🤖 AI Summary
This study addresses misophonia—a condition characterized by dual sensory and cognitive distress triggered by audiovisual stimuli such as chewing or pen-clicking sounds—and highlights how its harms are exacerbated by societal and clinical neglect. Drawing on the researcher’s lived experience, the work employs semi-structured interviews with 16 individuals, participatory reflection, and community ethnography to reveal that digital platforms, particularly those featuring autoplay audio, significantly intensify sensory distress. It further uncovers how experiential legitimacy within closed online communities is often monopolized by a minority of moderators. The paper pioneers the integration of misophonia into trauma-informed design frameworks, thereby expanding their applicability, and offers critical design implications for venues like the ASSETS conference: platforms should minimize sensory intrusion and foster more inclusive, decentralized mechanisms for validating lived experiences.
📝 Abstract
This experience report reflects on researching misophonia as someone who lives with it. Misophonia is an aversive response to everyday sounds (chewing, sniffling, pen clicking) and, for many of us, to associated visual cues (misokinesia). It is poorly recognized clinically and socially. People with misophonia are routinely disbelieved, and they live inside platform surfaces (auto-playing audio, algorithmic ASMR, normalized eating on camera) that turn the sensory environment itself into recurring distress.

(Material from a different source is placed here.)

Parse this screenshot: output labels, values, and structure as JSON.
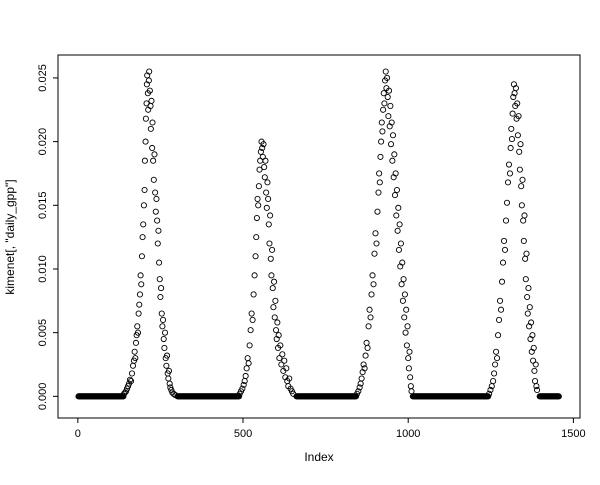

This report is a re-reading of a prior qualitative study of 16 semi-structured interviews with misophones, conducted in dialogue with my lived experience and my role in the soQuiet Misophonia Research Network. I extend the trauma-informed design (TID) conversation in two ways. First, TID must treat embodied, contested conditions as sources of both sensory and epistemic harm: ongoing trauma produced by the audiovisual surface and by repeated dismissal of users' accounts of their bodies. Second, the closed groups and moderated subreddits participants relied on can reproduce that dismissal when a few moderators decide whose experiences count. I close with implications for ASSETS.